Getting the flaws out of the way- as much as I like Walter’s story at times especially at the beginning, his character seems a bit flat other times. There are a few of the musical numbers I could have done without, but the opening number as well as the “Man or Muppet” song that I loved quite a bit. Lastly one of the last of my main problems is that the film is a little long and given some of the things I could have done without, trimming them down a bit would have done the film a lot of good.
I found myself chuckling and smiling all the way throughout the movie though despite my reservations. Also, my absolute joy to what I was watching was not shared by everyone around me that did not have the connection and love for the Muppets that I remember having. Hence the disconnect I feel is present for audiences- I believe it is possible to enjoy for some of the goofy jokes and gags and the heartwarming message but not as much for the connection to the characters and the property itself. If you were never a fan this probably won’t change your mind and younger children may become a little bored and uninterested that these are not culturally stereotypical animated cars. The Muppets themselves are as they are depicted in the film, which is mostly forgotten by the masses and kids have no basis really for who they are and probably look at their spot in the DVD shelf with indifference.

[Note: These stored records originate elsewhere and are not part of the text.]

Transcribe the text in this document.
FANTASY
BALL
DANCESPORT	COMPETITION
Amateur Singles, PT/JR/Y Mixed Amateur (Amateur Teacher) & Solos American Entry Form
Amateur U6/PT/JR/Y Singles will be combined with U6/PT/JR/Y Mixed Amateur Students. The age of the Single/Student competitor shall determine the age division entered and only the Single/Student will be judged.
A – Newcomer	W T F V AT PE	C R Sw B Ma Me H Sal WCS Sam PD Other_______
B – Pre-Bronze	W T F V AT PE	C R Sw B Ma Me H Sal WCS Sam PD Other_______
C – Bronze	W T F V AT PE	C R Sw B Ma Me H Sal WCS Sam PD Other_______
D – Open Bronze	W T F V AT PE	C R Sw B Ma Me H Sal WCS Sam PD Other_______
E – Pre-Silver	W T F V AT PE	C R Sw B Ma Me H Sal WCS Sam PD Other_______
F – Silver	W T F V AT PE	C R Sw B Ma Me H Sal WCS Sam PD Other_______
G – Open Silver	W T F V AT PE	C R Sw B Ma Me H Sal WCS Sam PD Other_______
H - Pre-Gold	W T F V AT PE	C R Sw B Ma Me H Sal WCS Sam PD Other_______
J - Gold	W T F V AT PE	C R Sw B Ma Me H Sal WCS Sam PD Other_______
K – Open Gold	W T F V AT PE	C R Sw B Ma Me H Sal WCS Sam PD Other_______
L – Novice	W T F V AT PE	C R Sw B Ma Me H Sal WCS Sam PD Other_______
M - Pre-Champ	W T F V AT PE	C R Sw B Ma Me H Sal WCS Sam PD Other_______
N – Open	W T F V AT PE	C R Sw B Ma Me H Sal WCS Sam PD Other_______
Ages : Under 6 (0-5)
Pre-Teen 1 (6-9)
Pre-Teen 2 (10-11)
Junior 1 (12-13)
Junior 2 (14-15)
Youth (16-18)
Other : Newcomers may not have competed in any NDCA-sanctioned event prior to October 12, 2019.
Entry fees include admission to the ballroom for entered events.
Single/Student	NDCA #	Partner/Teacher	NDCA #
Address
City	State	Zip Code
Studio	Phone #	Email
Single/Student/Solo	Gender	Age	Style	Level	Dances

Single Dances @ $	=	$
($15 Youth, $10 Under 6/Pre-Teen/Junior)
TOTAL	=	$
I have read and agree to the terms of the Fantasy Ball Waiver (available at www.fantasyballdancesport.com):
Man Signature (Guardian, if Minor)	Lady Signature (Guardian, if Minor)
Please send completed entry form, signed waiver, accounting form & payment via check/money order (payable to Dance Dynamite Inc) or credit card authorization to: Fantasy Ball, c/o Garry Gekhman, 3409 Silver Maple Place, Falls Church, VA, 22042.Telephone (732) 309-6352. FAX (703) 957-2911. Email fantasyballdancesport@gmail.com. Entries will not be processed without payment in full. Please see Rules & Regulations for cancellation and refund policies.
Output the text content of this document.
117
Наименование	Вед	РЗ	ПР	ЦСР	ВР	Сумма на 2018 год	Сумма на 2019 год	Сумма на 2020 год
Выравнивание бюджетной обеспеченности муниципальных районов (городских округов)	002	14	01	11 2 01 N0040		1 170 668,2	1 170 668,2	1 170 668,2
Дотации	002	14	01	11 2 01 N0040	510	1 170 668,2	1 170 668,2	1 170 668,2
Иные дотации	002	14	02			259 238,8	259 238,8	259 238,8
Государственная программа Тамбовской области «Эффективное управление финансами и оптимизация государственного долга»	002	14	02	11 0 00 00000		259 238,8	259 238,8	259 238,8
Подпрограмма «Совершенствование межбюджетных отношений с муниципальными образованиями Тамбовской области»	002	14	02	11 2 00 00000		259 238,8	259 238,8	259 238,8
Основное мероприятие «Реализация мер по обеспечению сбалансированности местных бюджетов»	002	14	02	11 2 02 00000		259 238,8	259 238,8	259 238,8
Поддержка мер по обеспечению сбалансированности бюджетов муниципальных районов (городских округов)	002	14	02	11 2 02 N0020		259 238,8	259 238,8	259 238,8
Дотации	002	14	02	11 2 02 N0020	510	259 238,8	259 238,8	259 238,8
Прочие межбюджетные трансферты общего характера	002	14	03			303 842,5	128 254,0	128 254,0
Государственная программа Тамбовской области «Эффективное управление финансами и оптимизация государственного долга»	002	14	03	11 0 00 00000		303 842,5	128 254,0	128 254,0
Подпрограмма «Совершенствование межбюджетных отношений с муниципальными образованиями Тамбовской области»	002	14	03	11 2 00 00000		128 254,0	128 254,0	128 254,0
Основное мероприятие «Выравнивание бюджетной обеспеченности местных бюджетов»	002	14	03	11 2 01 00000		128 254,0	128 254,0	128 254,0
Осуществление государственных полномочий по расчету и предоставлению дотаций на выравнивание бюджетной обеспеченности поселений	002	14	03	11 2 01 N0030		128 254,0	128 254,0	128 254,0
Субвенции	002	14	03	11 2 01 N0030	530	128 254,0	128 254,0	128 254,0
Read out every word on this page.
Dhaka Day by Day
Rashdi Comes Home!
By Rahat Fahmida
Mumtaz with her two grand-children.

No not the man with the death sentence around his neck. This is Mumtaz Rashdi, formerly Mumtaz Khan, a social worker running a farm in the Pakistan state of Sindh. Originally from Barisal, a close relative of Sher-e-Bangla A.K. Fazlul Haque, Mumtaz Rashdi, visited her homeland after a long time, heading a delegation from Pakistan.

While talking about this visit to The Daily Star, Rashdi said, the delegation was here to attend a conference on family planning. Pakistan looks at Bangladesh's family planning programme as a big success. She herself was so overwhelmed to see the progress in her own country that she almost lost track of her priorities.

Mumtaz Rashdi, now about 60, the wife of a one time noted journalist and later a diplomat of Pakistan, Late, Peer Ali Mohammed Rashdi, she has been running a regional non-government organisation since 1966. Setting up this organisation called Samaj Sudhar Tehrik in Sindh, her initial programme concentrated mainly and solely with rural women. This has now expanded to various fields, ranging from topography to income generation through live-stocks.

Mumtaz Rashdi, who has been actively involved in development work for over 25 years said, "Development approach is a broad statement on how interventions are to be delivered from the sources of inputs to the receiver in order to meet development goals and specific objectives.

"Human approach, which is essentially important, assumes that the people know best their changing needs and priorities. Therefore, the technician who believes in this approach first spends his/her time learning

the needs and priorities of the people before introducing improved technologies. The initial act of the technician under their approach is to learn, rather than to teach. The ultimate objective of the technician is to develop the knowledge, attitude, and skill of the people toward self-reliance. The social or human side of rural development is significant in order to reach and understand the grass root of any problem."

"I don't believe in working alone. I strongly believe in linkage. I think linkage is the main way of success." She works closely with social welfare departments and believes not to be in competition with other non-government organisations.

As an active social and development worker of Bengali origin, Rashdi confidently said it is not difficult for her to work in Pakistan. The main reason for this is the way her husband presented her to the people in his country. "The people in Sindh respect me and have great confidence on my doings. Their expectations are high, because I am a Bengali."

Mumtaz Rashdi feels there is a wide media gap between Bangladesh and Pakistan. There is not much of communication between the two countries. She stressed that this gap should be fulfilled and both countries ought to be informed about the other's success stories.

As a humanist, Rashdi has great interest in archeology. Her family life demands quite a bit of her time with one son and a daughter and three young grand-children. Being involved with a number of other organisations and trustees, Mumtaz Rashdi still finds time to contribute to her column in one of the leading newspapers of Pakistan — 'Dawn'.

Almost every joke, reference and gag had me laughing or chuckling and I couldn’t have been happier to see these characters on the big screen again. I fell in love with the film the moment Kermit began rounding up his friends and interacted with Fozzie, Animal and Gonzo- three of my absolute favorites. The scene where they picked up Animal had me laughing out loud just as the gag about him struggling to maintain “control” over his drumming.
I cared so much more about the actual Muppet half of the movie that at times I felt like the Jason Segal/Amy Adams storyline was interfering. This is not to say I didn’t like it on some level, but in my opinion it was so secondary for me I could have done without it and been just as happy. However, without that storyline two of the musical numbers I liked wouldn’t have worked as well.
Chris Cooper is great as the evil oil baron that’s constantly instructing his two Muppet goons to laugh maniacally. There are a variety of celebrity cameos that induce a short laugh here and there- but I really wish Neil Patrick Harris had a more expanded role as opposed to Jack Black. At times it becomes a bit of a Where’s Waldo of celebrity faces but some of them add to the film humorously so it’s not much of a complaint.
From beginning to end THE MUPPETS warmed my heart and made me smile more than most movies have this year. It may not be the funniest movie I’ve seen this year, but it has one of the biggest hearts of just about any other movie released. The film is not perfect by any means, but for Muppet fans I can’t imagine a more glorious reintroduction of the property. When that iconic Muppet theme kicks in during the show the goosebumps really set in but by that point I was already in love with the film. No other family film this year can integrate Cee Lo Green’s “F*ck You” and remain as endearing as it is. THE MUPPETS may not be the right type of family movie that unites young and old in the same way, but from this fan’s perspective it fits in just fine.